A IGREJA DO SANTÍSSIMO SACRAMENTO. CONFRARIA. O NOVO SINO. LUIZ DA GAMA. (1)

O belíssimo monumento, tombado pelo Patrimônio Histórico, a Igreja do Santíssimo Sacramento, Igreja Matriz (“que tem jurisdição sobre outras igrejas ou capelas de uma dada circunscrição” – Aurélio), é uma construção da iniciativa do Padre Manuel de Cerqueira Tôrres (autor da “Narrativa das Festas Celebradas na Bahia, no Casamento do Infante D. Pedro, com a Princesa D. Maria, filha de D. José Rei de Portugal”), na derradeira década do século XVIII. O venerável templo foi entregue aos fiéis no dia 21 de outubro de 1794, pelo Vigário de Itaparica, Pe. Tôrres, seu edificador, ficando ao deleite dos devotos e visitantes as obras do mestre pintor José Theóphilo de Jesus, v.g., os painéis que reproduzem a Santa Ceia e os milagres de Jesus Cristo, o Nosso Senhor dos Milagres; os painéis da Ordem Terceira do Carmo; a cúpula do Mosteiro de São Bento (os primeiros monges, que muito se empenharam nas ações abolicionistas chegaram à Bahia, no ano de 1581, sendo que o monastério foi fundado por Frei Antônio Ventura, morto em 13 de dezembro de 1591); o retrato do Irmão Francisco do Livramento, natural de Santa Catarina-ES, peça que compõe o acervo da Casa Pia do Colégio dos Órfãos de São Joaquim, e outras obras de rara beleza. Aliás, por oportuno e curioso, conforme informa D. Carmem Tarquínio Bittencourt, atriz e fundadora do Teatro Vila Velha, neta do preclaro industrial socialista Luiz Tarquínio (a escritora Eliana Dumêt – sua bisneta - lavrou uma biografia, completa, fidedigna, sobre a vida do eminente empreendedor de uma obra revolucionária, monumental, que teve como ingrediente motor o humanismo: “Luiz Tarquínio - O Semeador de Idéias”, 1998), aposentada e ex-funcionária paradigma da Casa Pia, que o referido Irmão Livramento, em sendo combativo prosélito da causa da educação infantil, conseguiu de D. João VI, em 12 de outubro de 1825, a licença para a ocupação da antiga Casa dos Jesuítas (portugueses), para abrigar e educar crianças órfãs.
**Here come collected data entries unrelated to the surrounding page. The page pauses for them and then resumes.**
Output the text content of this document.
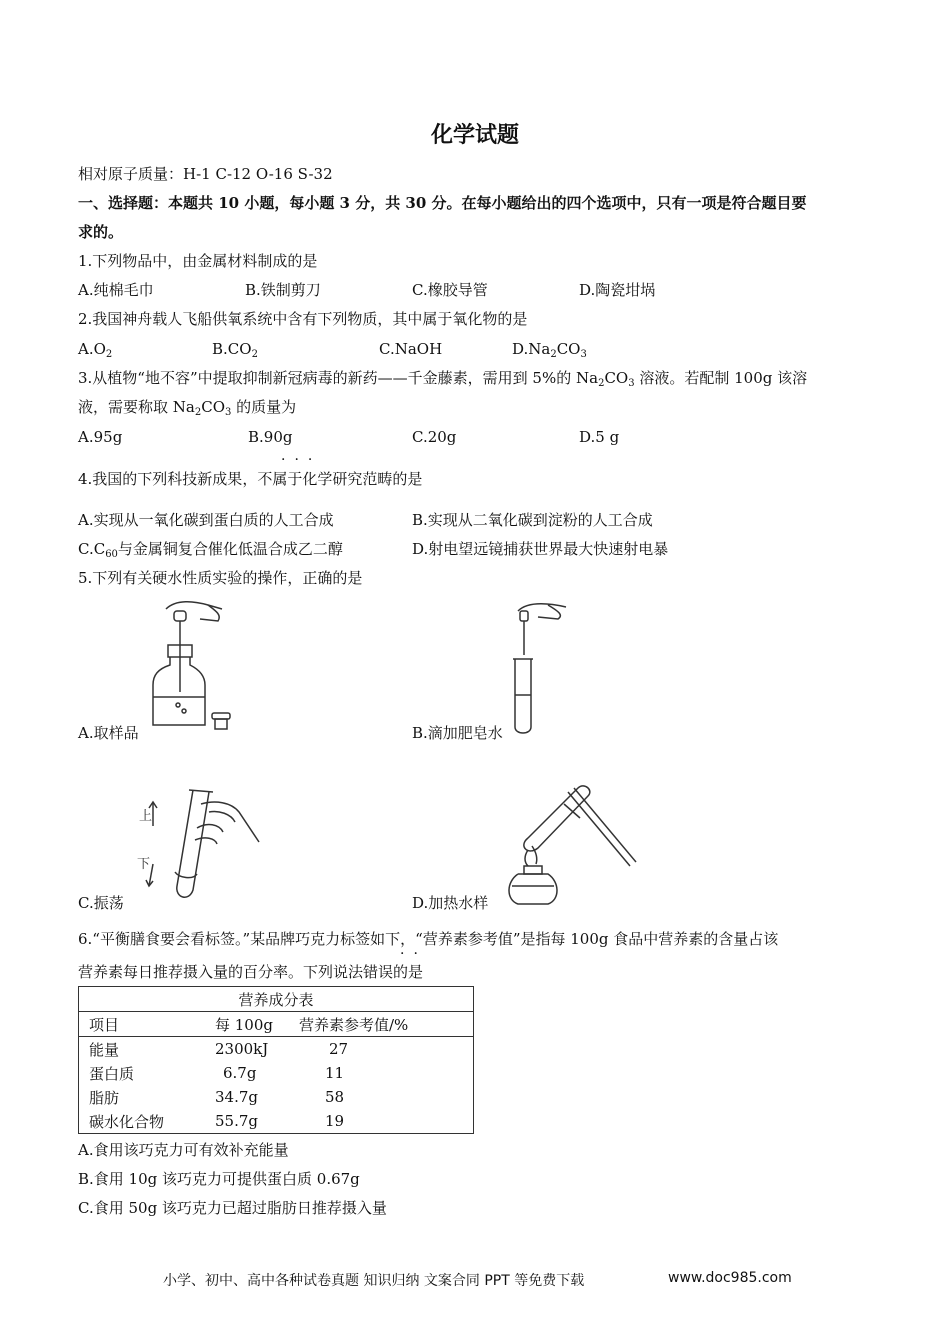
化学试题
相对原子质量：H-1 C-12 O-16 S-32
一、选择题：本题共 10 小题，每小题 3 分，共 30 分。在每小题给出的四个选项中，只有一项是符合题目要
求的。
1.下列物品中，由金属材料制成的是
A.纯棉毛巾	B.铁制剪刀	C.橡胶导管	D.陶瓷坩埚
2.我国神舟载人飞船供氧系统中含有下列物质，其中属于氧化物的是
$A.O_2$	$B.CO_2$	C.NaOH	$D.Na_2CO_3$
3.从植物“地不容”中提取抑制新冠病毒的新药——千金藤素，需用到 5%的 $Na_2CO_3$ 溶液。若配制 100g 该溶
液，需要称取 $Na_2CO_3$ 的质量为
A.95g	B.90g	C.20g	D.5 g
···
4.我国的下列科技新成果，不属于化学研究范畴的是
A.实现从一氧化碳到蛋白质的人工合成	B.实现从二氧化碳到淀粉的人工合成
$C.C_{60}$与金属铜复合催化低温合成乙二醇	D.射电望远镜捕获世界最大快速射电暴
5.下列有关硬水性质实验的操作，正确的是
A.取样品	B.滴加肥皂水
上
下
C.振荡	D.加热水样
6.“平衡膳食要会看标签。”某品牌巧克力标签如下，“营养素参考值”是指每 100g 食品中营养素的含量占该
··
营养素每日推荐摄入量的百分率。下列说法错误的是
营养成分表		
项目	每 100g	营养素参考值/%
能量	2300kJ	27
蛋白质	6.7g	11
脂肪	34.7g	58
碳水化合物	55.7g	19
A.食用该巧克力可有效补充能量
B.食用 10g 该巧克力可提供蛋白质 0.67g
C.食用 50g 该巧克力已超过脂肪日推荐摄入量
小学、初中、高中各种试卷真题 知识归纳 文案合同 PPT 等免费下载	www.doc985.com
Encontra-se, no templo itaparicano, além de outras tantas raridades, uma imagem de São Roque que teria sido trazida da Igreja de Vera Cruz, em 1813, “quando a peste da bexiga assaltara, novamente, a povoação da Ponta das Baleias”. Adornando, também, a Casa de Orações, na Capela-Mór, está pendente uma lâmpada cinzelada (9.346 gramas) por Luiz Soares, o célebre lavrador de pratas que visitou a Ilha em 1827, procedente do Pôrto-PT, pelo conduto de Antônio Raymundo dos Santos, joalheiro, à época estabelecido na Bahia.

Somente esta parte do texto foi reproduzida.